PJM has also made a couple other changes, in order to show FERC how impartial, open, transparent and loved their planning process turned out. PJM has added a new committee to their stable of "stakeholders." The "Organization of PJM States, Inc. (“OPSI”), by unanimous resolution officially endorsed forming an Independent State Agencies Committee (“ISAC”) comprised of interested state agencies within the PJM footprint." This committee will be composed of state public service commissions, who are still your only official line of defense against unneeded, prohibitively expensive, greed-driven transmission projects. Despite PJM's attempt to make it sound like the states are enthusiastically supporting their new planning process and their new role at PJM, it looks like the states are suspicious. And they should be. Their authority to permit and site transmission projects within their borders has been under constant attack by the industry, FERC and PJM, who are pushing for a single federal transmission siting and permitting process whereby the states and citizens have a very limited voice.

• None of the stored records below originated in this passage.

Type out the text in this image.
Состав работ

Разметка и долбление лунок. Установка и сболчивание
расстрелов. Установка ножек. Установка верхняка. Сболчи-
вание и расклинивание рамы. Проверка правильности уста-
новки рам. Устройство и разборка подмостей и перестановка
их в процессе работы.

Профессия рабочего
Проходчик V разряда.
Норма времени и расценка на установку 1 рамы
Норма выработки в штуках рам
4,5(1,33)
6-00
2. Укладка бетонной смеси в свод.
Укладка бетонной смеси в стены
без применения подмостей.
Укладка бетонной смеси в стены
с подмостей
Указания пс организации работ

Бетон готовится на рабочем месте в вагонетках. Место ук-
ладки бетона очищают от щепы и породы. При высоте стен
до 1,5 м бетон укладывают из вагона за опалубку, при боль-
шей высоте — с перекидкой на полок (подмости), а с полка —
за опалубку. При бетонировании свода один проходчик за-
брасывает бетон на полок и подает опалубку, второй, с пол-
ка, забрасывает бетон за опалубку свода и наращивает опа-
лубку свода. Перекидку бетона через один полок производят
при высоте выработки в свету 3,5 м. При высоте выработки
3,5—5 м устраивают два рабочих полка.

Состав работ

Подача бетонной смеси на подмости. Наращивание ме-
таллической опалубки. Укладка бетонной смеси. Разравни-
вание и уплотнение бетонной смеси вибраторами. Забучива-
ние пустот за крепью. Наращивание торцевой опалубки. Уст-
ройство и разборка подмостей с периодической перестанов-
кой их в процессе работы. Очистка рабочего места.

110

PJM also proposes that they will "expand and enhance its planning procedures with respect to the communications and interaction around all phases of the process":
"The Transmission Expansion Advisory Committee shall be open to participation by: (i) all Transmission Customers, as that term is defined in the PJM Tariff, and applicants for transmission service; (ii) any other entity proposing to provide Transmission Facilities to be integrated into the PJM Region; (iii) all Members; (iv) the electric utility regulatory agencies within the States in the PJM Regional and the State Consumer Advocates; and (v) any other interested entities or persons."
Yeah, they talk a big game, but they get madder than a wet cat when a mere ratepayer intrudes into their playground.
Because PJM's new plan is a Section 205 filing, anyone, including YOU can comment, protest or intervene within the next 21 days. If you need more info. about these processes, let me know.